Shortly after the bill passed the Senate, House Speaker Nancy Pelosi announced that the rules committee would meet this Friday morning to prepare the bill for passage on the floor.
“When the commission completes its work, we will immediately go to the floor. And we will send the bill to President Biden for his signature, thanking him for his leadership,” Pelosi said in a statement.
Main provisions of the gun bill
The bill includes $750 million to help states launch and manage crisis intervention programs. The money can be used to set up and run red flag programs—which, through court orders, can temporarily prevent people in crisis from accessing firearms—and for other crisis intervention programs such as mental health courts, drug and veterans courts.
This bill closes a years-old loophole in domestic violence law—the “boyfriend loophole”—that prohibited people who had been convicted of domestic violence crimes against their spouses, partners with whom they shared children or partners with whom they lived. The old statutes did not include intimate partners who were not living together, married, or shared children.

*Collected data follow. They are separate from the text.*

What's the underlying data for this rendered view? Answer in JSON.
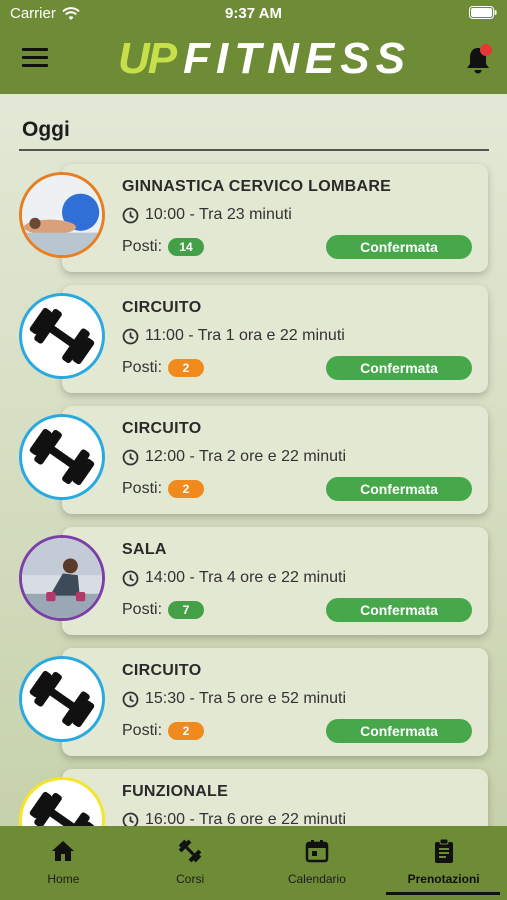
{
  "status_bar": {
    "carrier": "Carrier",
    "time": "9:37 AM"
  },
  "header": {
    "logo_up": "UP",
    "logo_fit": "FITNESS"
  },
  "section": {
    "title": "Oggi"
  },
  "bookings": [
    {
      "title": "GINNASTICA CERVICO LOMBARE",
      "time": "10:00 - Tra 23 minuti",
      "posti_label": "Posti:",
      "posti": "14",
      "badge_color": "#43a047",
      "status": "Confermata",
      "avatar": "photo-floor"
    },
    {
      "title": "CIRCUITO",
      "time": "11:00 - Tra 1 ora e 22 minuti",
      "posti_label": "Posti:",
      "posti": "2",
      "badge_color": "#f08a1c",
      "status": "Confermata",
      "avatar": "dumbbell"
    },
    {
      "title": "CIRCUITO",
      "time": "12:00 - Tra 2 ore e 22 minuti",
      "posti_label": "Posti:",
      "posti": "2",
      "badge_color": "#f08a1c",
      "status": "Confermata",
      "avatar": "dumbbell"
    },
    {
      "title": "SALA",
      "time": "14:00 - Tra 4 ore e 22 minuti",
      "posti_label": "Posti:",
      "posti": "7",
      "badge_color": "#43a047",
      "status": "Confermata",
      "avatar": "photo-gym"
    },
    {
      "title": "CIRCUITO",
      "time": "15:30 - Tra 5 ore e 52 minuti",
      "posti_label": "Posti:",
      "posti": "2",
      "badge_color": "#f08a1c",
      "status": "Confermata",
      "avatar": "dumbbell"
    },
    {
      "title": "FUNZIONALE",
      "time": "16:00 - Tra 6 ore e 22 minuti",
      "posti_label": "",
      "posti": "",
      "status": "",
      "avatar": "dumbbell"
    }
  ],
  "tabbar": {
    "items": [
      {
        "label": "Home",
        "icon": "home-icon"
      },
      {
        "label": "Corsi",
        "icon": "dumbbell-icon"
      },
      {
        "label": "Calendario",
        "icon": "calendar-icon"
      },
      {
        "label": "Prenotazioni",
        "icon": "clipboard-icon",
        "active": true
      }
    ]
  },
  "colors": {
    "header_green": "#6e8b35",
    "confirm_green": "#47a84b",
    "logo_lime": "#c7e04a",
    "notification_dot": "#e53935"
  }
}
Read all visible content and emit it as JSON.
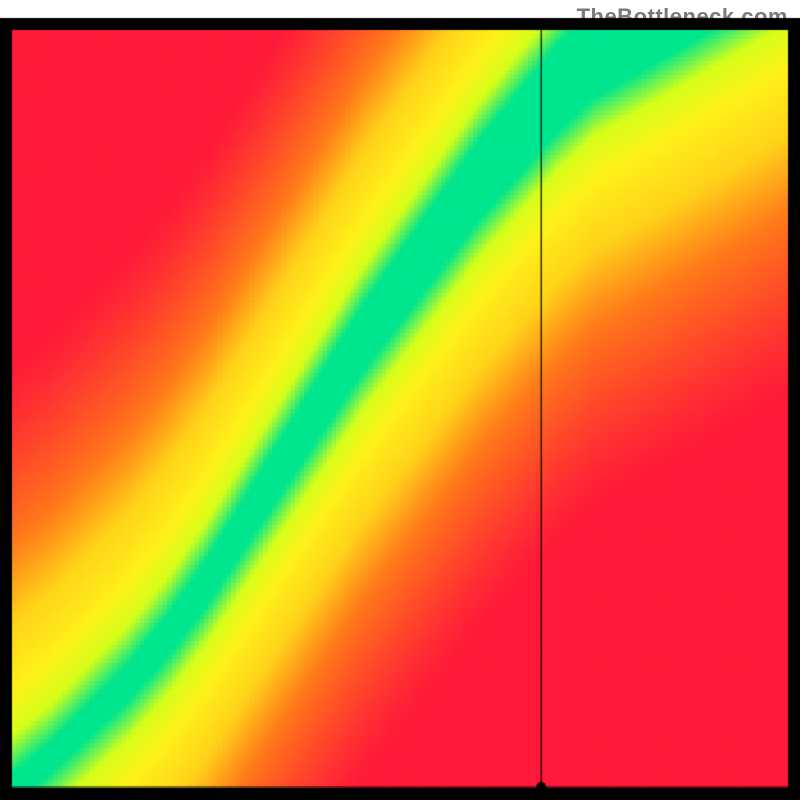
{
  "attribution": "TheBottleneck.com",
  "chart_data": {
    "type": "heatmap",
    "title": "",
    "xlabel": "",
    "ylabel": "",
    "xlim": [
      0,
      1
    ],
    "ylim": [
      0,
      1
    ],
    "axes_drawn": false,
    "border": {
      "color": "#000000",
      "width": 12
    },
    "marker": {
      "x": 0.682,
      "y": 0.0,
      "lines": "crosshair-to-edges"
    },
    "colorscale": [
      {
        "t": 0.0,
        "hex": "#ff1a3a"
      },
      {
        "t": 0.35,
        "hex": "#ff7a1a"
      },
      {
        "t": 0.55,
        "hex": "#ffd21a"
      },
      {
        "t": 0.75,
        "hex": "#fff21a"
      },
      {
        "t": 0.88,
        "hex": "#d6ff1a"
      },
      {
        "t": 1.0,
        "hex": "#00e68f"
      }
    ],
    "ridge": {
      "comment": "Approximate centerline of the green optimal band, sampled as (x, y) in normalized [0,1] coords. Band half-width ~0.04–0.06 normalized, slightly wider at top.",
      "points_x": [
        0.0,
        0.05,
        0.1,
        0.15,
        0.2,
        0.25,
        0.3,
        0.35,
        0.4,
        0.45,
        0.5,
        0.55,
        0.6,
        0.65,
        0.7,
        0.75,
        0.8
      ],
      "points_y": [
        0.0,
        0.04,
        0.09,
        0.14,
        0.2,
        0.27,
        0.35,
        0.43,
        0.51,
        0.59,
        0.66,
        0.73,
        0.8,
        0.86,
        0.92,
        0.97,
        1.0
      ],
      "half_width_bottom": 0.018,
      "half_width_top": 0.06
    }
  }
}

Now the law will prohibit anyone convicted of a crime of domestic violence against someone with whom they have a “serious and continuing relationship of a romantic or intimate nature” from having a weapon.
The law is not retroactive. However, it will allow those convicted of minor domestic violence offenses to regain their right to arms after five years if they have not committed any other offences.
The bill encourages states to include juvenile records in the National Instant Criminal Background Check System with grants, as well as implement a new protocol for checking those records.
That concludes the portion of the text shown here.